There are consequences of a psychiatric diagnosis.  It can send a powerful message.  It might absolve a person of his responsibility to make changes in his life—changes which he might indeed have the power to make.  Moreover, while some see a diagnosis as stigmatizing, others may see it as a free ticket to powerful (and potentially addictive) medications, as well as a variety of social services, from a discounted annual bus pass, to in-home support services, to a lifetime of Social Security disability benefits.  Very few people consciously abuse the system for their own personal gain, but the system is set up to keep this cycle going.  For many, “successful” treatment means staying in that cycle for the rest of their lives.

—–

The patients who seek help in a community mental health setting are, almost without exception, suffering in many ways.  That’s why they come to see us.  Some clinics do provide a wide assortment of services, including psychotherapy, case management, day programs, and the like.  For the truly mentally ill, these can be a godsend.
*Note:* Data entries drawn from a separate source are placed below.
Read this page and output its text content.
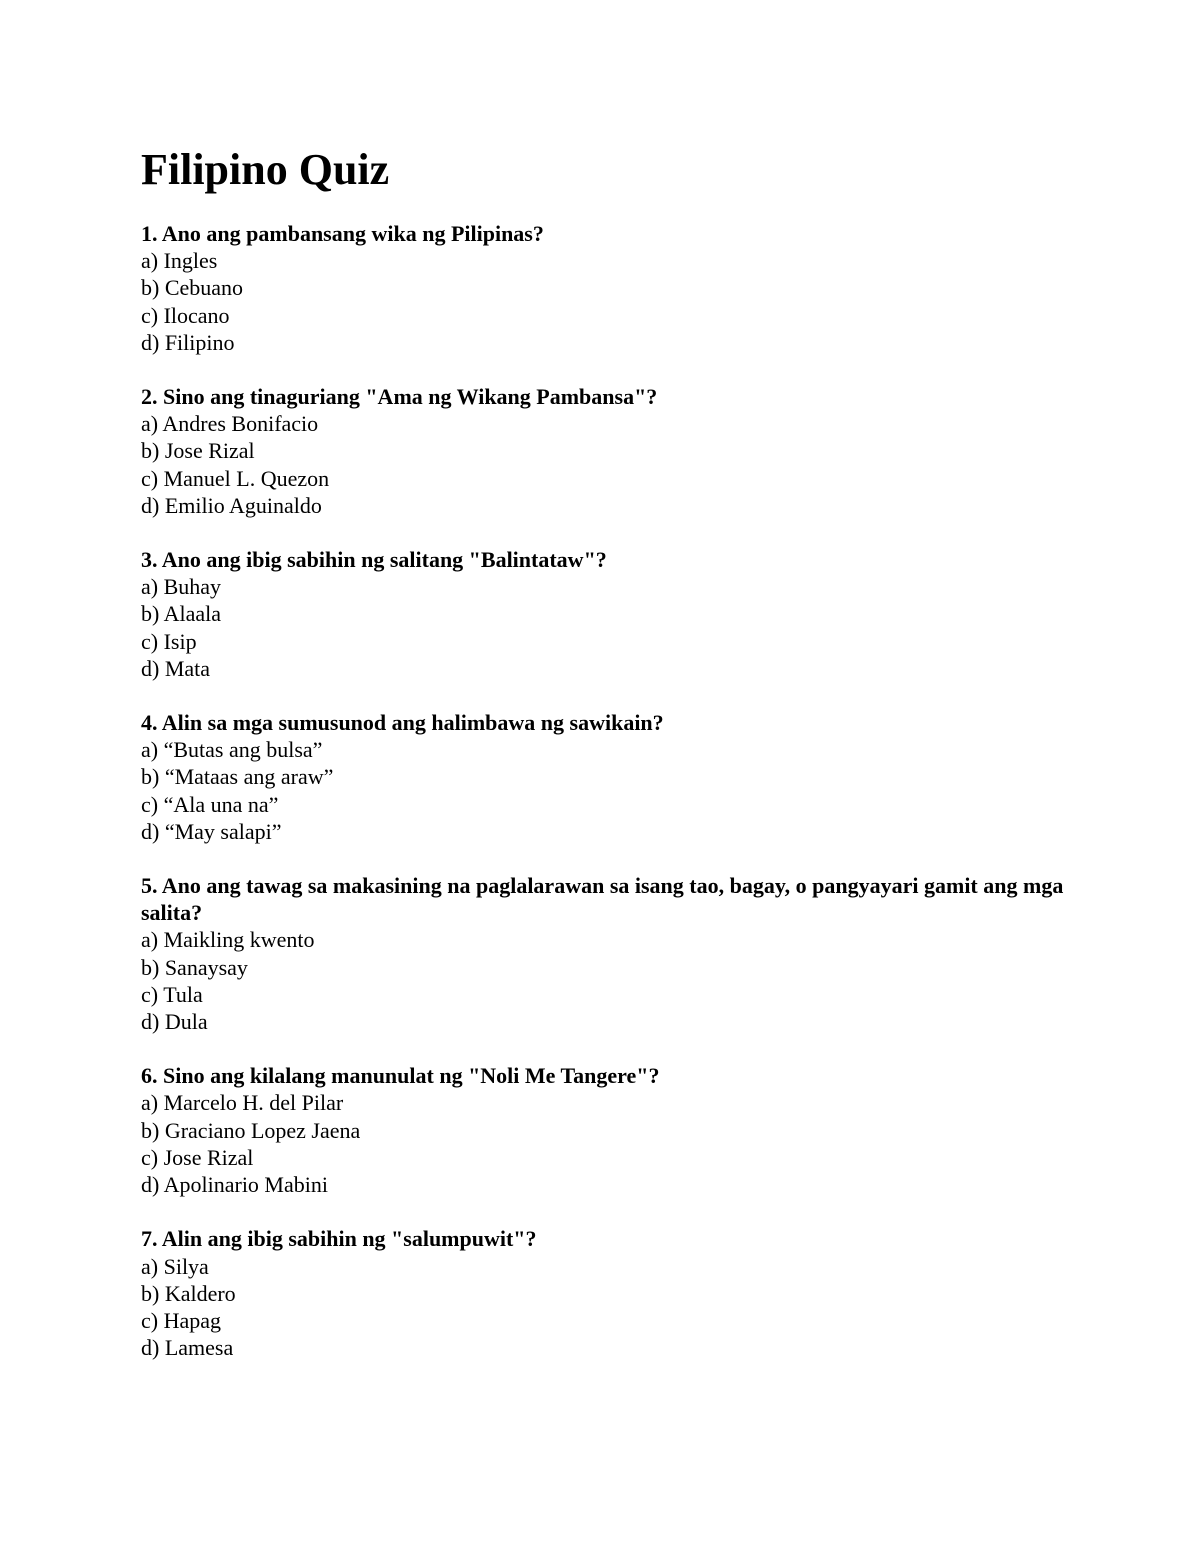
Filipino Quiz

1. Ano ang pambansang wika ng Pilipinas?

a) Ingles

b) Cebuano

c) Ilocano

d) Filipino

2. Sino ang tinaguriang "Ama ng Wikang Pambansa"?

a) Andres Bonifacio

b) Jose Rizal

c) Manuel L. Quezon

d) Emilio Aguinaldo

3. Ano ang ibig sabihin ng salitang "Balintataw"?

a) Buhay

b) Alaala

c) Isip

d) Mata

4. Alin sa mga sumusunod ang halimbawa ng sawikain?

a) “Butas ang bulsa”

b) “Mataas ang araw”

c) “Ala una na”

d) “May salapi”

5. Ano ang tawag sa makasining na paglalarawan sa isang tao, bagay, o pangyayari gamit ang mga salita?

a) Maikling kwento

b) Sanaysay

c) Tula

d) Dula

6. Sino ang kilalang manunulat ng "Noli Me Tangere"?

a) Marcelo H. del Pilar

b) Graciano Lopez Jaena

c) Jose Rizal

d) Apolinario Mabini

7. Alin ang ibig sabihin ng "salumpuwit"?

a) Silya

b) Kaldero

c) Hapag

d) Lamesa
For many who seek our services, however, the solutions that would more directly address their suffering—like safer streets, better schools, affordable housing, stable families, less access to illicit drugs, etc.—are difficult or costly to implement, and entirely out of our hands.  In cases such as these, it’s unfortunately easier to diagnose a disease, prescribe a drug which (in the words of one of my colleagues) “allows them to get through just one more night,” and make poor, unfortunate souls even more dependent on a system which sees them as hopeless and unable to emerge from the chaos of their environment.

In my opinion, that’s not psychiatry.  But it’s being practiced every day.